Varnish and saint mode: "no backend connection"
Recently we implemented some quite sophisticated caching mechanisms using varnish. In addition to just caching, backend errors and invalidated pages had to be handled gracefully whenever possible so we implemented grace mode, saint mode and backend probes.
Everything was working great during development but then we did some real performance testing... The results really gave us some headache because at some point we noticed the following in varnishlog from time to time:A 11 FetchErrorA A c no backend connection
This error appears when (obviously) no backend is available/healthy. The problem: The health checks at that time reported that the backends were alive. Googling didn't help here as this error didn't seem to be one of the standard issues. So i finally found myself digging in the C code and after some while i found out what was going on.
The reason we got this error was a combination of a not-yet completely finished backend and the (poorly documented) saint mode:
We still had quite an amount of 500s returning from the backends because of database inconsistencies and general errors. Now the saint mode maintains a blacklist of URLs per backend. When searching for a backend to handle a request it first checks against this list to see if the URL is blacklisted for specific backends. Varnish will only request a backend that is not blacklisted for the given URL. This is documented.

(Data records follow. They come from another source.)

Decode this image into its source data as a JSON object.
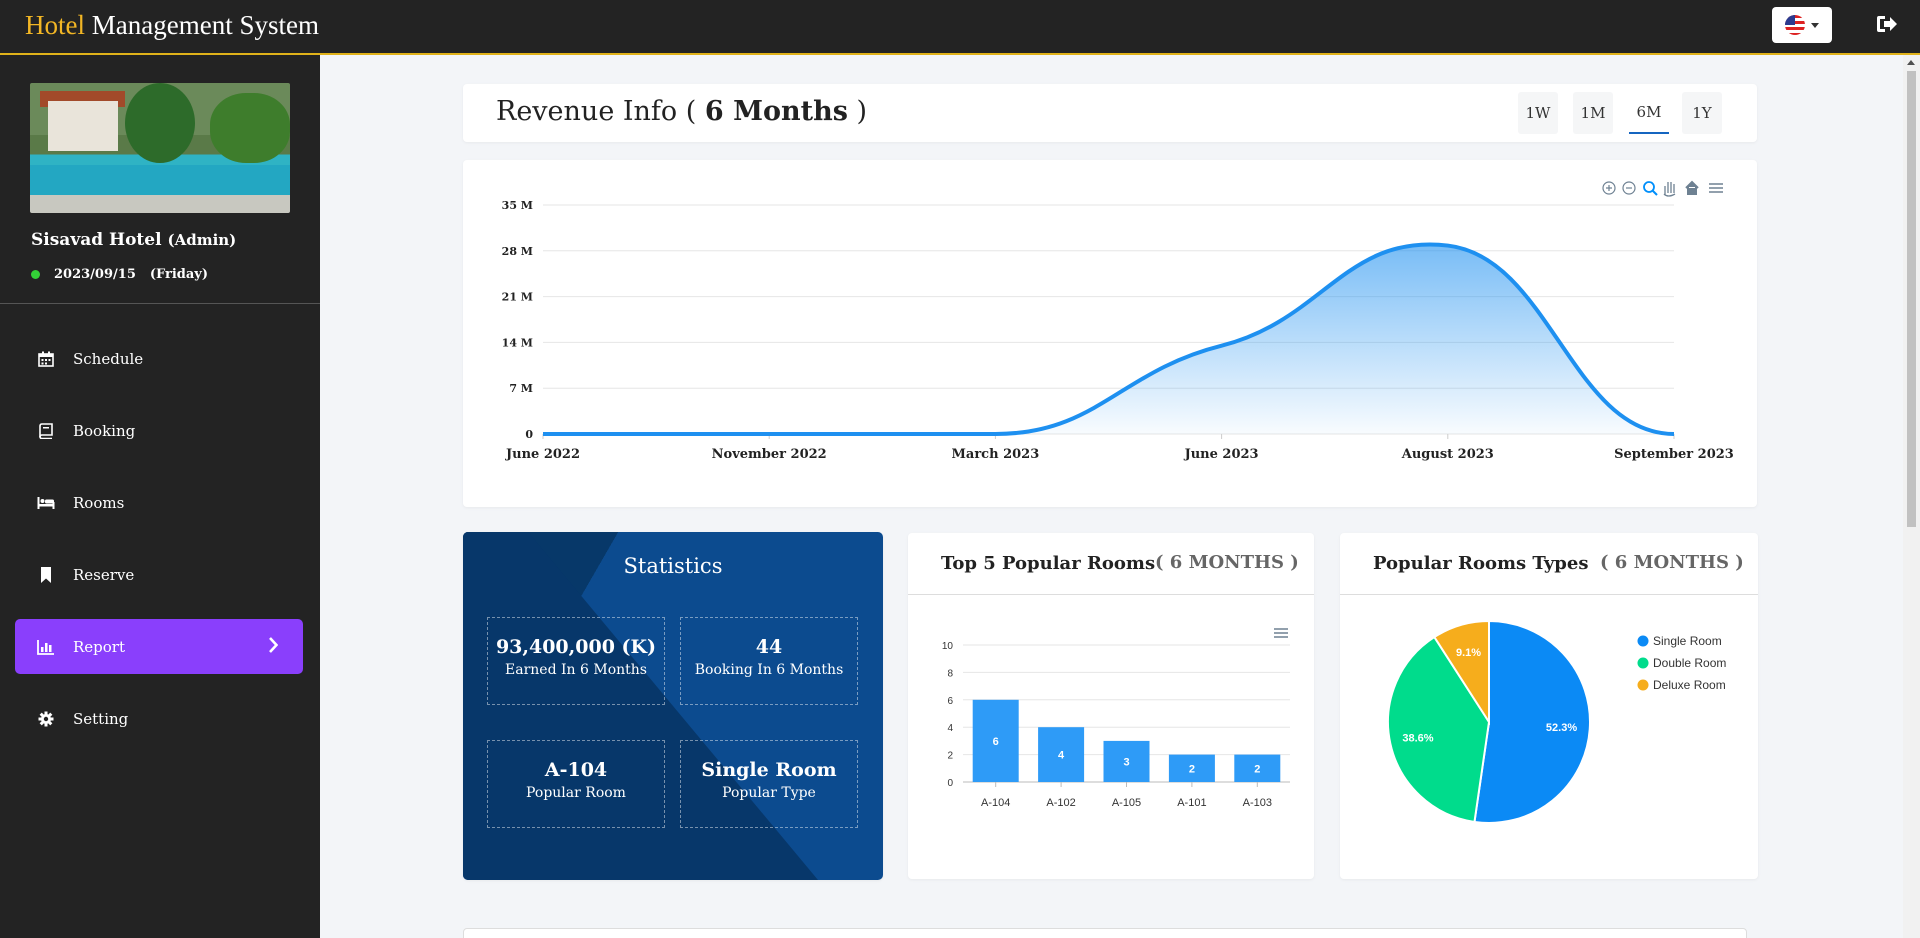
{
  "header": {
    "brand_accent": "Hotel",
    "brand_rest": " Management System",
    "language_icon": "us-flag-icon",
    "logout_icon": "sign-out-icon"
  },
  "sidebar": {
    "hotel_name": "Sisavad Hotel",
    "role": "(Admin)",
    "date": "2023/09/15",
    "day": "(Friday)",
    "items": [
      {
        "label": "Schedule",
        "icon": "calendar-icon"
      },
      {
        "label": "Booking",
        "icon": "book-icon"
      },
      {
        "label": "Rooms",
        "icon": "bed-icon"
      },
      {
        "label": "Reserve",
        "icon": "bookmark-icon"
      },
      {
        "label": "Report",
        "icon": "bar-chart-icon",
        "active": true
      },
      {
        "label": "Setting",
        "icon": "gear-icon"
      }
    ]
  },
  "revenue": {
    "title_prefix": "Revenue Info ( ",
    "title_bold": "6 Months",
    "title_suffix": " )",
    "ranges": [
      "1W",
      "1M",
      "6M",
      "1Y"
    ],
    "selected_range": "6M"
  },
  "chart_data": [
    {
      "type": "area",
      "x": [
        "June 2022",
        "November 2022",
        "March 2023",
        "June 2023",
        "August 2023",
        "September 2023"
      ],
      "values": [
        0,
        0,
        0,
        13.5,
        28.8,
        0
      ],
      "y_ticks": [
        "0",
        "7 M",
        "14 M",
        "21 M",
        "28 M",
        "35 M"
      ],
      "ylim": [
        0,
        35
      ],
      "color": "#1e90f0",
      "grid": true
    },
    {
      "type": "bar",
      "categories": [
        "A-104",
        "A-102",
        "A-105",
        "A-101",
        "A-103"
      ],
      "values": [
        6,
        4,
        3,
        2,
        2
      ],
      "y_ticks": [
        "0",
        "2",
        "4",
        "6",
        "8",
        "10"
      ],
      "ylim": [
        0,
        10
      ],
      "color": "#2e9bf7"
    },
    {
      "type": "pie",
      "slices": [
        {
          "label": "Single Room",
          "value": 52.3,
          "text": "52.3%",
          "color": "#0b8af5"
        },
        {
          "label": "Double Room",
          "value": 38.6,
          "text": "38.6%",
          "color": "#00dc8c"
        },
        {
          "label": "Deluxe Room",
          "value": 9.1,
          "text": "9.1%",
          "color": "#f6ad1c"
        }
      ],
      "legend": "right"
    }
  ],
  "statistics": {
    "title": "Statistics",
    "boxes": [
      {
        "value": "93,400,000 (K)",
        "label": "Earned In 6 Months"
      },
      {
        "value": "44",
        "label": "Booking In 6 Months"
      },
      {
        "value": "A-104",
        "label": "Popular Room"
      },
      {
        "value": "Single Room",
        "label": "Popular Type"
      }
    ]
  },
  "popular_rooms": {
    "title": "Top 5 Popular Rooms",
    "subtitle": "( 6 MONTHS )"
  },
  "popular_types": {
    "title": "Popular Rooms Types",
    "subtitle": "( 6 MONTHS )"
  }
}
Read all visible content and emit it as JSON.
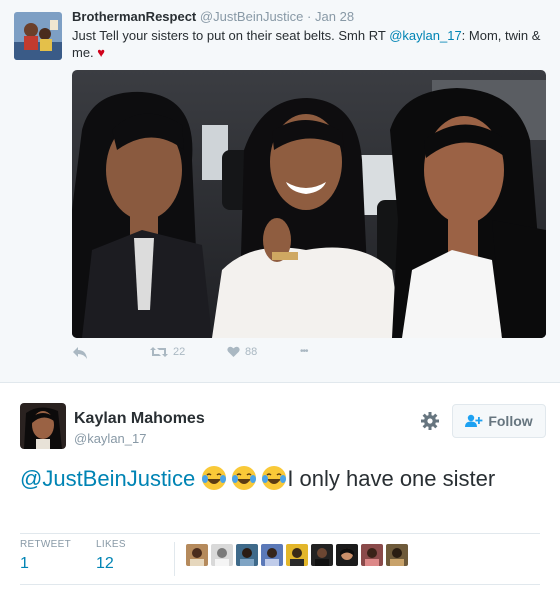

The undocumented bit: In order to keep the blacklist compact, Varnish saint mode will blacklist a complete backend server silently (!) once a specific number of blacklisted URLs for this backend is exceeded.
If you get frequent 500s from different URLs of all your backends, all will be marked unhealthy over time, resulting in a "no backend connection" error for subsequent requests.
The quick fix was to raise the URL blacklist size (saintmode_threshold). Since this results in longer URL blacklists and thus more memory consumption and longer lookup time, this is not a sustainable solution for production systems. The real solution was to fix all the errors in the beackend.